To conclude this four part blog series (one, two, three, four) we note that Rust brings some very nice features to the table. Writing Linux device drivers in Rust will almost certainly improve the kernel’s overall security posture.
However, the security improvements in the Rust language are not free or completely automatic. Porting C code to Rust is a non-trivial matter that has its own set of unique pitfalls. We believe that Rust is a tool which still requires considerable expertise of its master to avoid shooting themself in the foot. As we’ve shown, naïve ports from C to Rust may still exhibit vulnerabilities.
While it is easy to spot the unsafe
keyword when
auditing Rust code, thoroughly inspecting and documenting it requires a
deeper understanding of Rust and the driver code. Even with all
unsafe
blocks removed (or proven to be memory safe) there’s
still potential for other vulnerabilities, although those will probably
be less severe, since by design they should not be related to memory
safety.
In particular, we wish to highlight the MutexGuard
usage
caveat that we discussed in post #2 – while the
automatic unlock at the guard variable’s end of life is very nice, one
should be aware of patterns like the demonstrated .lock()

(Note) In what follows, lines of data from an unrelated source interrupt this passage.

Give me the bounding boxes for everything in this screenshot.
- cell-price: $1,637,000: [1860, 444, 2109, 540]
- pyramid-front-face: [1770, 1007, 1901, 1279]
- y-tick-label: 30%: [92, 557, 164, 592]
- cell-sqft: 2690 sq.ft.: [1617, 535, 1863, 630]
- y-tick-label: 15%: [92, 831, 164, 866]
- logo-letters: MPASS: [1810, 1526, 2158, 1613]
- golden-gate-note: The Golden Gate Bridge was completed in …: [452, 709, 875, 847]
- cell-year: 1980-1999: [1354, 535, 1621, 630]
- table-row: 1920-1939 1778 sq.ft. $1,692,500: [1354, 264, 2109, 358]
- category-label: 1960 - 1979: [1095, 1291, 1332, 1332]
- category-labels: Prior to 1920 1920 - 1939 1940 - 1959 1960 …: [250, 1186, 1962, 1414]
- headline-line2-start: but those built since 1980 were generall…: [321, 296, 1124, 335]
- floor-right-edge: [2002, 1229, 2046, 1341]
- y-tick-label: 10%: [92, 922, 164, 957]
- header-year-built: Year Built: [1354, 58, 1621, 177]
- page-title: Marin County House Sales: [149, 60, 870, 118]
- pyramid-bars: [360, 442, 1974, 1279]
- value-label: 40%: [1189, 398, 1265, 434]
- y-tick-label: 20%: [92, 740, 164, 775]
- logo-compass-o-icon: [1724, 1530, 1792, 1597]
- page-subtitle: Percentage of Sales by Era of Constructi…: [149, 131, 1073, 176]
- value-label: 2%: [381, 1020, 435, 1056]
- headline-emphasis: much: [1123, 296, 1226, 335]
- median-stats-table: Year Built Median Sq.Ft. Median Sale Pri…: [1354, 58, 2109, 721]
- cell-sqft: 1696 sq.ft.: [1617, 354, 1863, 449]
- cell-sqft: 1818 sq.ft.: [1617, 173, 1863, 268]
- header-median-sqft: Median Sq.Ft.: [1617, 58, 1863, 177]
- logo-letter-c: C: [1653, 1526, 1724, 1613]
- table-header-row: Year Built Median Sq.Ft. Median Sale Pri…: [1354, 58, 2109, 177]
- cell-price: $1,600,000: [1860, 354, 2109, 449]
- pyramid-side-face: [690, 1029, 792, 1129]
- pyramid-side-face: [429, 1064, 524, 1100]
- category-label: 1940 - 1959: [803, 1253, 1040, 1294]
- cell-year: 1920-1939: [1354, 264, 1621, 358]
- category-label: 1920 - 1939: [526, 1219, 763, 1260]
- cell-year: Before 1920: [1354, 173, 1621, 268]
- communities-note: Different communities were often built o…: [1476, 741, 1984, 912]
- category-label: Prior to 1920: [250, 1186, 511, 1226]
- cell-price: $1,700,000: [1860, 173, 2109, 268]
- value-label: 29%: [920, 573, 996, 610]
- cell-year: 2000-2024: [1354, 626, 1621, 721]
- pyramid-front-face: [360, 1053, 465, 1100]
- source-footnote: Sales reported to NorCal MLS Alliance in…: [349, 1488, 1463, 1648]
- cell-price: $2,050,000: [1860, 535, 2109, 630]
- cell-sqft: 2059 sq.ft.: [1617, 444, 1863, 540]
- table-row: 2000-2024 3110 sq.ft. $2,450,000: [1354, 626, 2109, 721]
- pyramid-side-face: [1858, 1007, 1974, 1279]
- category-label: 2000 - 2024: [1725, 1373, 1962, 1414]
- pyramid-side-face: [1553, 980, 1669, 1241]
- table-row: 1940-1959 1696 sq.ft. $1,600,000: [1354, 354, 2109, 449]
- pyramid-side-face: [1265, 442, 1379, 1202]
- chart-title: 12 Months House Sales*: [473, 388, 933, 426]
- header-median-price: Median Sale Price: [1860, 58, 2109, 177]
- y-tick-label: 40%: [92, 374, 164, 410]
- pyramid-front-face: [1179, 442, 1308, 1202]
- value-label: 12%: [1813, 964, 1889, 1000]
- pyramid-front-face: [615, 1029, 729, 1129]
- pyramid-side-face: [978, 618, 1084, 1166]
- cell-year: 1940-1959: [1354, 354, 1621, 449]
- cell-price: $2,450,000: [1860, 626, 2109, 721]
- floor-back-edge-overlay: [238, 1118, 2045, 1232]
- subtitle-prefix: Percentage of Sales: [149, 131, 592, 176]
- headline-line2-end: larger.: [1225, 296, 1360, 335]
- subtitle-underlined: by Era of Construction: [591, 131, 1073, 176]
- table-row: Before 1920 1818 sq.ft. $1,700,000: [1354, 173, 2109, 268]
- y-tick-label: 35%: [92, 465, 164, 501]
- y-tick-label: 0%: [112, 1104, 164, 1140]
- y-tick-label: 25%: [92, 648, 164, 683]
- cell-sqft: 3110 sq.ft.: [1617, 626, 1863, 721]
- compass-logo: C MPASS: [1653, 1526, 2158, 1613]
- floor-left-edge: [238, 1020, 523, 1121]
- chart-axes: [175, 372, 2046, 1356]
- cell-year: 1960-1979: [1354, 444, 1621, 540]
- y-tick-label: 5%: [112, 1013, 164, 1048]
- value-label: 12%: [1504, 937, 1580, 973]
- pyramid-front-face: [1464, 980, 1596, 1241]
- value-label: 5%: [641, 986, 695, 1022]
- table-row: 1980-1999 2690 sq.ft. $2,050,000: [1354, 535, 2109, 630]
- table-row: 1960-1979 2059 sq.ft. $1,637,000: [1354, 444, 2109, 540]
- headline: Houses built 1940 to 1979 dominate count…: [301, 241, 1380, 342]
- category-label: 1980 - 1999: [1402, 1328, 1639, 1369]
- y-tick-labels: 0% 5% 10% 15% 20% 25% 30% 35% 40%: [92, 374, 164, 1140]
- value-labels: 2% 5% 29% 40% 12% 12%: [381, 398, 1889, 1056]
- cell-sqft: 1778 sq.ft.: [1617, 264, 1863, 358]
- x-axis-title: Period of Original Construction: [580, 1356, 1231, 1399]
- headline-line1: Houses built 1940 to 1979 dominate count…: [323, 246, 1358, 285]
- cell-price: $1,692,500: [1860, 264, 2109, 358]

method chaining, where we produced a race condition because a mutex was
unlocked between two guarded variable accesses.
From our experimentation, integer overflows as well as shared memory accesses seem to be less likely causes of vulnerabilities, since the programmer needs to go out of their way to introduce a bug.
Finally, leaking kernel addresses seems to be as easy as always. While the benefits of KASLR are questioned by some already, the bypasses probably won’t go away either.
We hope the future is less buggy and software more secure. As Rust gets used more in the Linux kernel, we predict that the security research community will start to discover new manifestations of traditional driver vulnerabilities. Collectively, we probably need more time to discover these new vulnerability patterns, and better tools are likely needed to automatically detect and eliminate them.
Thanks to Miguel Ojeda, Alex Gaynor, Gary Guo and other Rust for Linux maintainers for valuable insights.
Special thanks to Jeremy Boone for all his help and suggestions.